Le Grand-Duché du Luxembourg et la vallée des sept châteaux
DU SAMEDI 1ER AU DIMANCHE 2 AOÛT 2026
La saga Un week-end près de chez nous nous a cette fois emmenés au Grand-Duché de Luxembourg, une magnifique destination entre forêts, paysages vallonnés, châteaux majestueux, architecture contemporaine et patrimoine historique.
- Samedi 1er août :
Cette première journée était consacrée à la découverte d’une partie de la Vallée des Sept Châteaux, avec les visites des châteaux de Vianden et de Wiltz.
Pour notre plus grand plaisir, une foire médiévale était organisée à Vianden le jour de notre visite. Ce fut l’occasion de découvrir autrement cette imposante forteresse, dont les origines remontent au IIIᵉ siècle, en alternant la découverte du labyrinthe des salles du château avec des démonstrations de combats à l’épée, de fakirisme, de musique traubadour et de vols de faucons.
Quant à Wiltz, si la visite du château lui-même a pu susciter pour certain une déception, elle n’en est pas moins restée un moment agréable dans un cadre particulièrement plaisant. En effet, le château a connu d’importantes transformations au cours du XXᵉ siècle : il a d’abord accueilli une communauté religieuse, avant d’être aménagé en maison de retraite puis en établissement scolaire. Autrement dit, les éléments historiques d’origine sont aujourd’hui peu visibles.
En revanche, le musée de l’art brassicole et ses anciennes machines méritaient pleinement le détour. La dégustation de la bière locale Simon, dans la cour du château, a incontestablement été un moment convivial comme on les aime à l’ARC-Namur.
- Dimanche 2 août :
Cette seconde journée s’est déroulée entièrement à Luxembourg-Ville, une capitale qui a su préserver son héritage médiéval tout en s’ouvrant résolument à la modernité. Il n’est donc pas rare d’y voir cohabiter des vestiges anciens harmonieusement intégrés à une architecture contemporaine.
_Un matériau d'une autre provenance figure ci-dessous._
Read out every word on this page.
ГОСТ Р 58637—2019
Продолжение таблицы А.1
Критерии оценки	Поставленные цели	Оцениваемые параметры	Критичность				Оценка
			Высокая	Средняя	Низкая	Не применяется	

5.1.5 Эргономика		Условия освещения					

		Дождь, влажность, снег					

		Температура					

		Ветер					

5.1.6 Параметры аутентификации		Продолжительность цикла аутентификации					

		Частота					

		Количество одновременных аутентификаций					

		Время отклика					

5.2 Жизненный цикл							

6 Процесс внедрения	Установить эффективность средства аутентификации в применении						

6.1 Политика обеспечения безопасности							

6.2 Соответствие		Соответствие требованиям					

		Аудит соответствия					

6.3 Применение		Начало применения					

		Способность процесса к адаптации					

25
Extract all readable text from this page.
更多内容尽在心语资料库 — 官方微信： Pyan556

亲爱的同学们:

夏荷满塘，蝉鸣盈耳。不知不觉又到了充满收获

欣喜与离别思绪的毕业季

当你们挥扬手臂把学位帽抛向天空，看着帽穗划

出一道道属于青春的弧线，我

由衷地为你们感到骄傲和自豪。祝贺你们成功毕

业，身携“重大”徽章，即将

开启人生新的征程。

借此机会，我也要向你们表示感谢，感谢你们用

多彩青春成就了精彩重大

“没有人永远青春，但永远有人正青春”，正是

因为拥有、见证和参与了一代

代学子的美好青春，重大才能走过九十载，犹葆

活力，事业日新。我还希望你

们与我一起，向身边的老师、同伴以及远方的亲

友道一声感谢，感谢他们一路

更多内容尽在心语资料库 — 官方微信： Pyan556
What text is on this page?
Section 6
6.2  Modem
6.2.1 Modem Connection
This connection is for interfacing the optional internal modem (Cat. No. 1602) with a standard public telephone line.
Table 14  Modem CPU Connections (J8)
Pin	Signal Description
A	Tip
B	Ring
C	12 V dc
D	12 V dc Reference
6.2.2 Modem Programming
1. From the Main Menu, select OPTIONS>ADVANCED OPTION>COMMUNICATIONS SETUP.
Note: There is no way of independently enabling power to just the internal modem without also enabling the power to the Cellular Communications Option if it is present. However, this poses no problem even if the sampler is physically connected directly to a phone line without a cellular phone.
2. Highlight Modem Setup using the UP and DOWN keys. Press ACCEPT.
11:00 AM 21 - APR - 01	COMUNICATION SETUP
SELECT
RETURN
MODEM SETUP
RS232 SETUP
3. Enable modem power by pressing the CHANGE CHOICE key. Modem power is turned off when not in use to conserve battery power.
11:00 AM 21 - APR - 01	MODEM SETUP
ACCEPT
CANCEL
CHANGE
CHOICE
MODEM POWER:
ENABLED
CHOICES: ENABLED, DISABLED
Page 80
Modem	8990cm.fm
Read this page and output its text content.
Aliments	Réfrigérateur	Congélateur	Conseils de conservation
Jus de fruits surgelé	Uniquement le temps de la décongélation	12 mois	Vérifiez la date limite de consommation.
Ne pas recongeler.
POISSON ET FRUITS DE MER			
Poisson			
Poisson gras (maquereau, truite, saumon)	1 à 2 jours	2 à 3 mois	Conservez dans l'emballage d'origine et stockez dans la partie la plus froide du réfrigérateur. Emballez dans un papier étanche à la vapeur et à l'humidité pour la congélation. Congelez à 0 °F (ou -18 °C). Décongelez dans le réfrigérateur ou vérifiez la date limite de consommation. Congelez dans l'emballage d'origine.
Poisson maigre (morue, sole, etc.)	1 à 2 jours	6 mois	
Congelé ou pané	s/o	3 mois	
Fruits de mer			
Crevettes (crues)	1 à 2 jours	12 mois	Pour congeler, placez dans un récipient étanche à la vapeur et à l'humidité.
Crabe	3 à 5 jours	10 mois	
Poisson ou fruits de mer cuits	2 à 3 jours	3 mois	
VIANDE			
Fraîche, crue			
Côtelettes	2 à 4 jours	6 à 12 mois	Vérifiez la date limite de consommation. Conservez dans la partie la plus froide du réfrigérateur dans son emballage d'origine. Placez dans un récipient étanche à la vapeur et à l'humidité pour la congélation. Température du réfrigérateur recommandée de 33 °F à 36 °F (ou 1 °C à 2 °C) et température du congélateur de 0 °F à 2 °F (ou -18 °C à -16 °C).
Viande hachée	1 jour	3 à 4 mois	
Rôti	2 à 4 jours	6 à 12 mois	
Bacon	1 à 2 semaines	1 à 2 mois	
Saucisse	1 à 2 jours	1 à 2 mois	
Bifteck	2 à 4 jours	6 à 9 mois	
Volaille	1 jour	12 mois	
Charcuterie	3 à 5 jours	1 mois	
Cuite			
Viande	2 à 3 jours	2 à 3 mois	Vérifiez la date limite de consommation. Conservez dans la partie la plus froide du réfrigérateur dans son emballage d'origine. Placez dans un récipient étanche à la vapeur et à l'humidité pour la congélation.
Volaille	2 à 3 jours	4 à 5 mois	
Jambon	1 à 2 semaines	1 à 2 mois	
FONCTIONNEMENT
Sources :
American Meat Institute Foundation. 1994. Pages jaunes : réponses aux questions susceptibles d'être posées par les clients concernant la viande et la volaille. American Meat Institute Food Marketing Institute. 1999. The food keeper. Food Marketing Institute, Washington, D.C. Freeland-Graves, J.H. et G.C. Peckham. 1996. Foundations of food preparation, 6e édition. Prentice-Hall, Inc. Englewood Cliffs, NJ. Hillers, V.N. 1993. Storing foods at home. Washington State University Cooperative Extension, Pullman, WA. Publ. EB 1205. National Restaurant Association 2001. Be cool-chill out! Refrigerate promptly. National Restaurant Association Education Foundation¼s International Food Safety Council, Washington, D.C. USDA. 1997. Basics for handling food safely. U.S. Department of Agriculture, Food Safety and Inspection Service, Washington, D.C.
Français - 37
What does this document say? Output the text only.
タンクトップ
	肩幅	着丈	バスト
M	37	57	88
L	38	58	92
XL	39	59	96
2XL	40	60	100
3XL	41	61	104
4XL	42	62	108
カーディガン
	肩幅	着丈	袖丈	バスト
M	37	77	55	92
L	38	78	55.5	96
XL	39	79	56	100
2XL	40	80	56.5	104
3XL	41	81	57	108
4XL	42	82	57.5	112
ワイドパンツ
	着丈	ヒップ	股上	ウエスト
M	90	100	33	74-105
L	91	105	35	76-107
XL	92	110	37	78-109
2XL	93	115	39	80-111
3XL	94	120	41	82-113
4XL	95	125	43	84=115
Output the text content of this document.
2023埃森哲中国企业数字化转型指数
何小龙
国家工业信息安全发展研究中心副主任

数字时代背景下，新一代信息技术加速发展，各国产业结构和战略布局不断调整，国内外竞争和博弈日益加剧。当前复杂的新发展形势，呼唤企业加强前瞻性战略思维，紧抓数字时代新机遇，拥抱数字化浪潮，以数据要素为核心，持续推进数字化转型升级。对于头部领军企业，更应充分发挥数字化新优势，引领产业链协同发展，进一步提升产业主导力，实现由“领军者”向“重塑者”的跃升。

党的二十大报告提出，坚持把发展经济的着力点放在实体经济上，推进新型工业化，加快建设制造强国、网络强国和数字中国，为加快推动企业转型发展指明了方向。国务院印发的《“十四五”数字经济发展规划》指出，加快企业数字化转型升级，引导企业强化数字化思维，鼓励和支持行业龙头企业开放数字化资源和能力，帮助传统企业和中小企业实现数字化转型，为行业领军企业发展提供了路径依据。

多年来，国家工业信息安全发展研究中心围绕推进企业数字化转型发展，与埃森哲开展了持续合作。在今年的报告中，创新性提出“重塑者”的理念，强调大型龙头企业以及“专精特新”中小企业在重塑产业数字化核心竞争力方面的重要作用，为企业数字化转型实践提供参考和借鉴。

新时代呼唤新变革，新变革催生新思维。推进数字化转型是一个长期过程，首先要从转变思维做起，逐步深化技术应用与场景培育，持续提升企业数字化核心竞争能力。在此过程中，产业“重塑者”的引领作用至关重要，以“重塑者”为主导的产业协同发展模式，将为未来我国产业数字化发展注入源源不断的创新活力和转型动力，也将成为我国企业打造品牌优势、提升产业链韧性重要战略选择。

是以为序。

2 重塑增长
Le Mudam (Musée d’Art Moderne Grand-Duc Jean) illustre parfaitement cette volonté de faire dialoguer passé et futur. Nous avons eu le plaisir de visiter cette institution muséale internationale, de nous laisser séduire par l’architecture signée Ieoh Ming Pei (architecte de la pyramide du musée du Louvre) et de découvrir deux artistes fascinants : Simon Fujiwara et Igshaan Adams. Heureusement, nos guides ont su nous donner les clés de lecture de leurs univers parfois déroutants qui, une fois éclairés, révèlent des messages et des émotions inattendus.
Nous avons poursuivi l’après-midi par une promenade à travers le centre-ville, à la découverte des principaux sites du centre historique, avant de rejoindre la Villa Vauban où était présentée une exposition consacrée au peintre paysagiste William Turner. Cette exposition est venue, en quelque sorte, clore notre week-end puisque Turner, tout comme nous, est lui aussi tombé sous le charme des paysages luxembourgeois, qu’il a immortalisés dans une série de sept gouaches célébrant toute la beauté du Grand-Duché.
Enfin, nous avons partagé un dernier moment de convivialité à la Guinguette du musée avant de reprendre la route, les valises remplies de souvenirs et de belles images de ce séjour.
Qu’avons-nous retenu ?
Tourné vers l’avenir, le Grand-Duché de Luxembourg sait préserver son identité. Il accorde une grande importance à la conservation de son patrimoine, de son passé et de son histoire. Telle est sa philosophie et sa ligne directrice.
Une telle stratégie implique de faire preuve de patience. En effet, il est fréquent que des projets urbanistiques n’aboutissent que dix, vingt, voire trente ans après leur conception, et que leurs initiateurs ne soient plus en fonction lors de leur inauguration. Qu’importe : au Luxembourg, c’est avant tout l’évolution du pays qui prime.
Le développement du Grand-Duché s’inscrit ainsi dans une réflexion de long terme. Prendre le temps d’agir avec discernement permet de préserver un héritage qui s’intègre harmonieusement au présent. En procédant de cette manière, les autorités luxembourgeoises veillent à conserver les spécificités de leur territoire.
Ainsi, les touristes d’hier, d’aujourd’hui et de demain découvrent un pays à l’identité singulière, distincte de la leur. Il est fort probable qu’un visiteur belge se sente tout aussi dépaysé qu’un touriste allemand, français ou néerlandais. Cependant, cette volonté de préserver son identité ne signifie pour autant une fermeture sur les autres nations. Que du contraire, l’ouverture reste l’un des fers de lance du pays qui fut, rappelons-le, la maison mère de l’Union Européenne.